33 Controls

This section follows (Cinelli, Forney, and Pearl 2022) and code

Traditional literature usually considers adding additional control variables is harmless to analysis.

More specifically, this problem is most prevalent in the review process. Reviewers only ask authors to add more variables to “control” for such variable, which can be asked with only limited rationale. Rarely ever you will see a reviewer asks an author to remove some variables to see the behavior of the variable of interest (This is also related to Coefficient stability).

However, adding more controls is only good in limited cases.

33.1 Bad Controls

33.1.1 M-bias

Traditional textbooks (G. W. Imbens and Rubin 2015; Angrist and Pischke 2009) consider \(Z\) as a good control because it’s a pre-treatment variable, where it correlates with the treatment and the outcome.

This is most prevalent in Matching Methods, where we are recommended to include all “pre-treatment” variables.

However, it is a bad control because it opens the back-door path \(Z \leftarrow U_1 \to Z \leftarrow U_2 \to Y\)

# cleans workspace
rm(list = ls())

# DAG

## specify edges
model <- dagitty("dag{x->y; u1->x; u1->z; u2->z; u2->y}")

# set u as latent
latents(model) <- c("u1", "u2")

## coordinates for plotting
coordinates(model) <-  list(x = c(
    x = 1,
    u1 = 1,
    z = 2,
    u2 = 3,
    y = 3
),
y = c(
    x = 1,
    u1 = 2,
    z = 1.5,
    u2 = 2,
    y = 1
))

## ggplot
ggdag(model) + theme_dag()

Even though \(Z\) can correlate with both \(X\) and \(Y\) very well, it’s not a confounder.
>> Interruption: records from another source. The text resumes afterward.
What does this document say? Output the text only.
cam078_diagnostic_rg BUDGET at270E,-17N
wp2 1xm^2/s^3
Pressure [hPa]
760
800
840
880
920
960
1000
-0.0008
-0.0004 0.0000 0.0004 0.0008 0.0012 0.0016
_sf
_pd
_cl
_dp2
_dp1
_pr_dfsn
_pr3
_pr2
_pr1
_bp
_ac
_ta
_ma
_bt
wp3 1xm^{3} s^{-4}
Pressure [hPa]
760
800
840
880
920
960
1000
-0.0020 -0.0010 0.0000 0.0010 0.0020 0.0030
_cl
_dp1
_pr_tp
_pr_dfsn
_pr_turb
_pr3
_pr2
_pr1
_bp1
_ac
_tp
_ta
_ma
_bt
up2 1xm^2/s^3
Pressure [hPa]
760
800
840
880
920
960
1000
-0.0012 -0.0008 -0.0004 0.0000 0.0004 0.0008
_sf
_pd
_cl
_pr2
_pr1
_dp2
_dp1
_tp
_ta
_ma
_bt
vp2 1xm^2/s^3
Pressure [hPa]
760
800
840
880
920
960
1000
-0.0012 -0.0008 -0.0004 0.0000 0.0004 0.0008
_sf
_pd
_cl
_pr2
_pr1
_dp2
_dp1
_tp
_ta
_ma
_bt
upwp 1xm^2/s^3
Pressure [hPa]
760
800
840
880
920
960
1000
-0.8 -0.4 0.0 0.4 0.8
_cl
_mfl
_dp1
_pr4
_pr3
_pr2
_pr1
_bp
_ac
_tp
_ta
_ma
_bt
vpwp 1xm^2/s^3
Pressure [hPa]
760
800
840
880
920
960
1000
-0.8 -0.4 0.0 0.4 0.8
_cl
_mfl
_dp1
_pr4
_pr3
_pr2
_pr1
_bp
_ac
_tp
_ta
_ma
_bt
Controlling for \(Z\) can bias the \(X \to Y\) estimate, because it opens the colliding path \(X \leftarrow U_1 \rightarrow Z \leftarrow U_2 \leftarrow Y\)

n <- 1e4
u1 <- rnorm(n)
u2 <- rnorm(n)
z <- u1 + u2 + rnorm(n)
x <- u1 + rnorm(n)
causal_coef <- 2
y <- causal_coef * x - 4*u2 + rnorm(n)


jtools::export_summs(lm(y ~ x), lm(y ~ x + z))
Table 33.1:
Model 1 Model 2
(Intercept) -0.04     -0.03    
(0.04)    (0.03)   
x 1.96 *** 2.76 ***
(0.03)    (0.02)   
z         -1.57 ***
        (0.02)   
N 10000        10000       
R2 0.32     0.57    
*** p < 0.001; ** p < 0.01; * p < 0.05.

Another worse variation is

# cleans workspace
rm(list = ls())

# DAG

## specify edges
model <- dagitty("dag{x->y; u1->x; u1->z; u2->z; u2->y; z->y}")

# set u as latent
latents(model) <- c("u1", "u2")

## coordinates for plotting
coordinates(model) <-  list(
  x = c(x=1, u1=1, z=2, u2=3, y=3),
  y = c(x=1, u1=2, z=1.5, u2=2, y=1))

## ggplot
ggdag(model) + theme_dag()

You can’t do much in this case.

  • If you don’t control for \(Z\), then you have an open back-door path \(X \leftarrow U_1 \to Z \to Y\), and the unadjusted estimate is biased

  • If you control for \(Z\), then you open backdoor path \(X \leftarrow U_1 \to Z \leftarrow U_2 \to Y\), and the adjusted estimate is also biased

Hence, we cannot identify the causal effect in this case.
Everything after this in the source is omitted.